Looking about him at the eager faces watching him, he saw no women about the wide hall into which he was being led. Only men, warriors from the look of them, stared back at him with morbid curiosity. He heard his name whispered here and there and understood they knew who he was. He saw no pity on these rugged features; no mercy or clemency or compassion. There was no sympathy for his plight and no understanding of how untenable his position. There was only ruthless vindictiveness glaring back at him as he passed. Unrelenting, inflexible stares followed him through a low doorway and he could hear a louder buzzing from those pitiless warriors as the door was shut behind him.

Inside this even larger chamber into which he was taken, were more men scattered about who stopped what they were doing to watch him pass. Their eyes were hard, callous, and the gazes sadistic as Conar was jerked to a halt in their presence.

“McGregor?” one of the older men questioned.

“Yes.”

He felt naked standing before these men whose gazes were inspecting him, scrutinizing him as though he were a bug specimen in a jar. Some came closer, eying him with sneers of contempt while others leaned negligently against the wall and scoffed openly. He had the wild desire to shout at them, to lunge toward them and turn himself into the beast they no doubt thought him to be.
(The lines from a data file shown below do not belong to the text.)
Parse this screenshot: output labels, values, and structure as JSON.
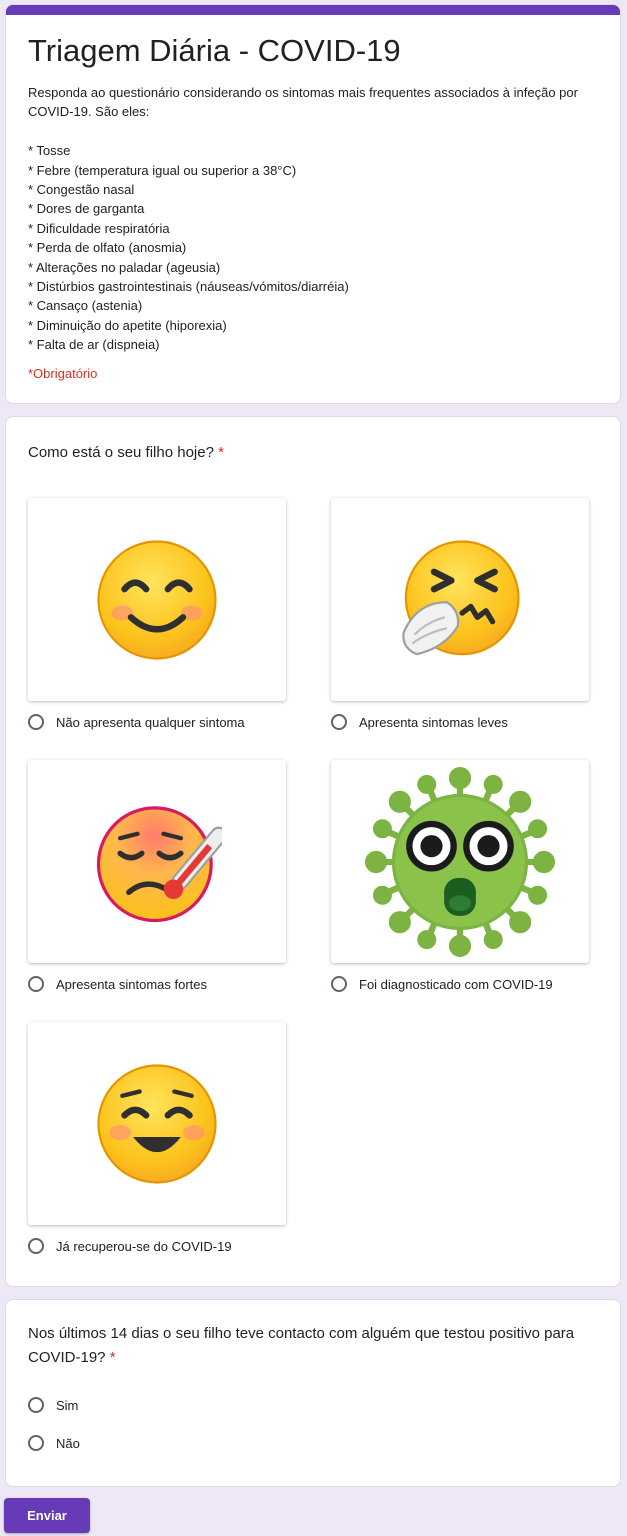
{
  "form": {
    "title": "Triagem Diária - COVID-19",
    "description_intro": "Responda ao questionário considerando os sintomas mais frequentes associados à infeção por COVID-19. São eles:",
    "symptoms": [
      "* Tosse",
      "* Febre (temperatura igual ou superior a 38°C)",
      "* Congestão nasal",
      "* Dores de garganta",
      "* Dificuldade respiratória",
      "* Perda de olfato (anosmia)",
      "* Alterações no paladar (ageusia)",
      "* Distúrbios gastrointestinais (náuseas/vómitos/diarréia)",
      "* Cansaço (astenia)",
      "* Diminuição do apetite (hiporexia)",
      "* Falta de ar (dispneia)"
    ],
    "required_note": "*Obrigatório",
    "accent_color": "#673ab7",
    "required_color": "#d93025",
    "background_color": "#ede7f6"
  },
  "question1": {
    "title": "Como está o seu filho hoje?",
    "required_mark": "*",
    "options": [
      {
        "label": "Não apresenta qualquer sintoma",
        "image_icon": "smiling-face-icon"
      },
      {
        "label": "Apresenta sintomas leves",
        "image_icon": "sneezing-face-icon"
      },
      {
        "label": "Apresenta sintomas fortes",
        "image_icon": "face-with-thermometer-icon"
      },
      {
        "label": "Foi diagnosticado com COVID-19",
        "image_icon": "virus-icon"
      },
      {
        "label": "Já recuperou-se do COVID-19",
        "image_icon": "relieved-face-icon"
      }
    ]
  },
  "question2": {
    "title": "Nos últimos 14 dias o seu filho teve contacto com alguém que testou positivo para COVID-19?",
    "required_mark": "*",
    "options": [
      {
        "label": "Sim"
      },
      {
        "label": "Não"
      }
    ]
  },
  "submit": {
    "label": "Enviar"
  }
}
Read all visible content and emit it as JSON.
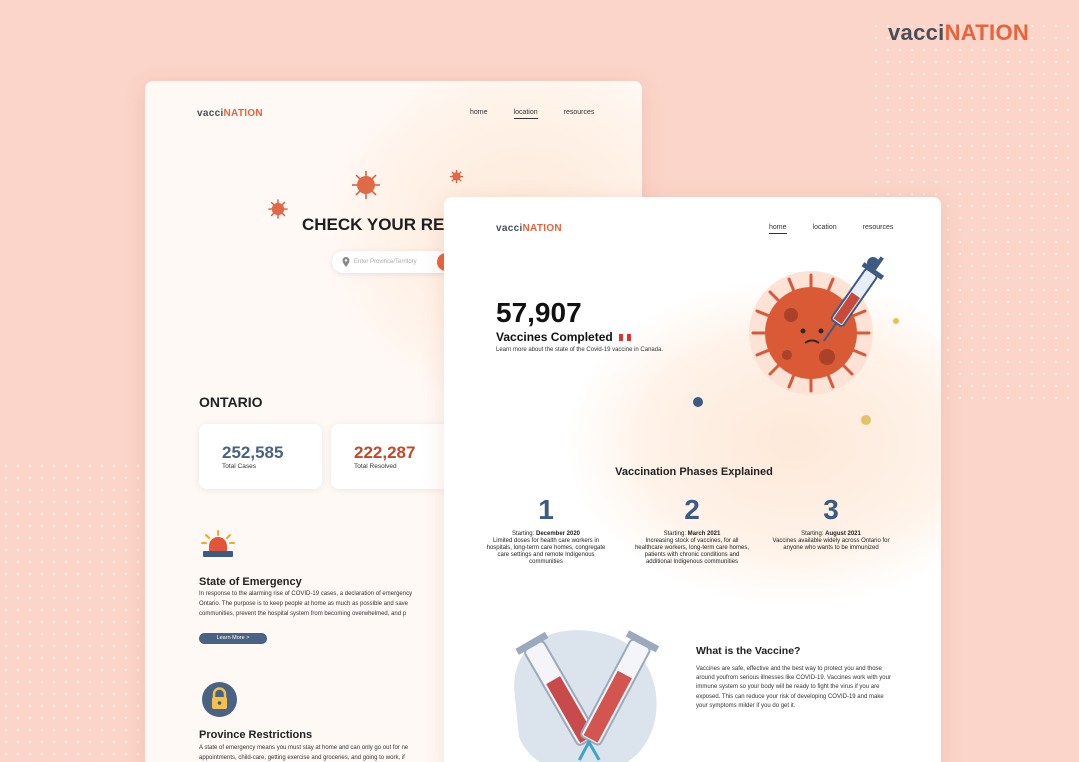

But something warned him not to, that they were looking for any excuse to beat the shit out of him and if he but opened his mouth, he would give them the excuse they were looking for.

“Looks afraid to me,” someone joked.

“Maybe he knows what’s coming!” someone else chortled.

His guards yanked him forward, seeming to have given these men all the time they needed to look him over. He wondered if their stopping here in front of the particular men had been to humiliate him, to degrade him. If that had been the intent, it had worked. He had not felt so humbled in a long, long time. Not since he had been thrown naked into a chicken pen at the Labyrinth in full view of the men there.

They took him to a steep stairway and made him stand still at the base of the stairs until one of the guards could loop a length of hemp around his neck.

WINDDECEIVER Charlotte Boyett-Compo 125

“Is that necessary?” he couldn’t stop himself from saying.

There was no answer from his guards. The noose was dropped over his head and tightened.

Not enough to cause him any concern, but tight enough to know that if he should try to twist himself sideways off the stairs, he’d strangle.

They led him up the stairs: one in front holding the noose, one behind with a hand gripping his belt. The other four stayed at the foot of the stairs, taking up positions with drawn weapons.

“What the hell are you people afraid of?” he asked, amazed they were taking such particular precautions with him. Where did they think he could run to inside this pile of rock?